Из палатки выбежала женщина.

— Пошел, — закричала она, — пошел!

Лайка то бросалась вперед, то приседала, скуля. Женщина ухватила ее за ошейник, собака засипела.

— Пошел, кому говорят! — кричала женщина.

Один из мужчин замахнулся палкой.

Шалый отскочил, резко ушел в сторону и снова стал огибать лагерь расширяющейся крутой дугой….

Красное марево еще висело за холмом, но небо над пустыней стало ярко-серым, черные облачка застыли на нем небрежными мазками, будто натянута была над землей испачканная кое-где сажей полотняная тряпка. Ночь Шалый провел в заброшенной кошаре. Утром он услышал далекое ботало: чабаны гнали отару к колодцу. Пес ждал, когда лагерь проснется.

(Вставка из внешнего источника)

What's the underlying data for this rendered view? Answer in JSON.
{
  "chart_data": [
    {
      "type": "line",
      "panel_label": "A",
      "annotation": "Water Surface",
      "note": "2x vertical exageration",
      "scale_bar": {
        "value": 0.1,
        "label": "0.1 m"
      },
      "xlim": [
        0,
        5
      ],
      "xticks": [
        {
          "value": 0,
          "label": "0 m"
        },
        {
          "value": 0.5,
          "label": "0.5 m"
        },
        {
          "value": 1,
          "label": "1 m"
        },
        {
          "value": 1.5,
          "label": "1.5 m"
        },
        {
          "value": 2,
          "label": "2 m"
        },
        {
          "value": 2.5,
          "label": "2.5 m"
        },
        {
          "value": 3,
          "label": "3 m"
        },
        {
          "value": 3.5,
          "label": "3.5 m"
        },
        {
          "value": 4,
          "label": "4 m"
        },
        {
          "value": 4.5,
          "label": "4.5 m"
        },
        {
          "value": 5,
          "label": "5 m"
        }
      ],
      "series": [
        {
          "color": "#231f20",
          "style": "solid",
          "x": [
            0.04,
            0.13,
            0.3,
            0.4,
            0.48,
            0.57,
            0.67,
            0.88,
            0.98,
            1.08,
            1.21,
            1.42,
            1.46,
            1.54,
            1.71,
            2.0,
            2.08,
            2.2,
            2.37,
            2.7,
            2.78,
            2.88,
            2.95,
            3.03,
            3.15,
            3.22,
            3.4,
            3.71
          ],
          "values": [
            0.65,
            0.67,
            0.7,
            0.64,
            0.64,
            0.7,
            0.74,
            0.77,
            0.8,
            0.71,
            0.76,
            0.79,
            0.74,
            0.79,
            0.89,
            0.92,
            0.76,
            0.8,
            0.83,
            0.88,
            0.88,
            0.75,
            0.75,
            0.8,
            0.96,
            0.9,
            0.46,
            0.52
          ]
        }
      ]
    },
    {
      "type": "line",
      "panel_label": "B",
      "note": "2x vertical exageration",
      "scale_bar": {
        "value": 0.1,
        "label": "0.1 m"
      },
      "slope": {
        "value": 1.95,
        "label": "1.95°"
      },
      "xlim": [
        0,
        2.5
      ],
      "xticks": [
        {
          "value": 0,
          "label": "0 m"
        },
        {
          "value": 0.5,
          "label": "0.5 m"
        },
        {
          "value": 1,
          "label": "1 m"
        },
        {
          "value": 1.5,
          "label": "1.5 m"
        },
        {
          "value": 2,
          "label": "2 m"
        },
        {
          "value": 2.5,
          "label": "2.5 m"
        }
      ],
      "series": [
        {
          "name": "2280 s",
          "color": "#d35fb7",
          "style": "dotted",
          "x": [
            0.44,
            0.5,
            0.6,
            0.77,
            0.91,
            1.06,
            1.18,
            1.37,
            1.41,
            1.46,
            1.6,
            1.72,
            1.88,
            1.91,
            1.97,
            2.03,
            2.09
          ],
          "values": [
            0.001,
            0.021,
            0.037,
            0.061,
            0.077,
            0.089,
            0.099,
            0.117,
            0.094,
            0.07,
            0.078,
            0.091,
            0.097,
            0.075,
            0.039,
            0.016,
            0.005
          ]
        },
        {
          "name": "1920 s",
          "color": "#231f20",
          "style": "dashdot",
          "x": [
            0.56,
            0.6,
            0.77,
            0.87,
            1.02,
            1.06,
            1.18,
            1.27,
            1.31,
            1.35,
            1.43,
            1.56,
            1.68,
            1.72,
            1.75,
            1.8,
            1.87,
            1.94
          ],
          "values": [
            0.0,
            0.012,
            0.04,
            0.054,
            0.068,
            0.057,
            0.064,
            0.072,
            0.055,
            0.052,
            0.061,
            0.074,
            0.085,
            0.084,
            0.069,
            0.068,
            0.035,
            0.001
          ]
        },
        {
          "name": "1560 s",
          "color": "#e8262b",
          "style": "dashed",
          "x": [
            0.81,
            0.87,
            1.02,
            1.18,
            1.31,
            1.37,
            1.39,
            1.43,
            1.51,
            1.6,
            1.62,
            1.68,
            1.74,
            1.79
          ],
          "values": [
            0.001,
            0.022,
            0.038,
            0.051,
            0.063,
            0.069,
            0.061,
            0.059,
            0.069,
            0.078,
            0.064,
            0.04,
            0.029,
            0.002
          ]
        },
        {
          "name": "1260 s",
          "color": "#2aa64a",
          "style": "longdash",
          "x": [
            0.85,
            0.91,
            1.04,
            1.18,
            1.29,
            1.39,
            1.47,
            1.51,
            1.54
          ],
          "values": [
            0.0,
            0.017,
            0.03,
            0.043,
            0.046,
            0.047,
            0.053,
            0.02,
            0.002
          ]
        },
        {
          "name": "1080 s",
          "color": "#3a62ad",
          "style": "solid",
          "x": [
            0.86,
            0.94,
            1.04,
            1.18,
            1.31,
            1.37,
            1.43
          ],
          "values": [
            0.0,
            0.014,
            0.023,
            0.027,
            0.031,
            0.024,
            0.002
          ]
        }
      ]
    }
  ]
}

Первой показалась женщина. Долго гремел умывальник, потом она позвала из палатки собаку и, не спуская с поводка, повела по клубящейся паром траве. Сука то весело путалась в ногах хозяйки, то, натягивая поводок, отбегала в сторону. Шалый слышал запах лайки издалека, хотя ветер почти улегся и воздух казался неподвижным.

Лайку снова привязали. Она притворно рычала, когда выходившие из палаток мужчины трепали шерсть на ее загривке, повизгивала, лизала их руки, каждым движением своим посылая новую волну приторно-острого запаха течки.

Шалый ждал.

После полудня рядом с кошарой прошли женщина и мужчина с молотками. Едва уйдя за холм, не сговариваясь, они тесно коснулись плечами.

Лайка выкопала углубление в песке и лежала в нем, далеко высунув перламутрово-розовый язык. Солнце заходило. Широкий, еще не растрескавшийся такыр серебрился сейчас, как большое озеро. Стемнело; в полумраке смутно белели очертания колодца, черными зернами виднелась вдалеке спящая на склоне отара. Сладкий запах висел над поляной. Лагерь, казалось, уснул; лишь цикады звенели в темноте. Едва показалась луна, пес завыл.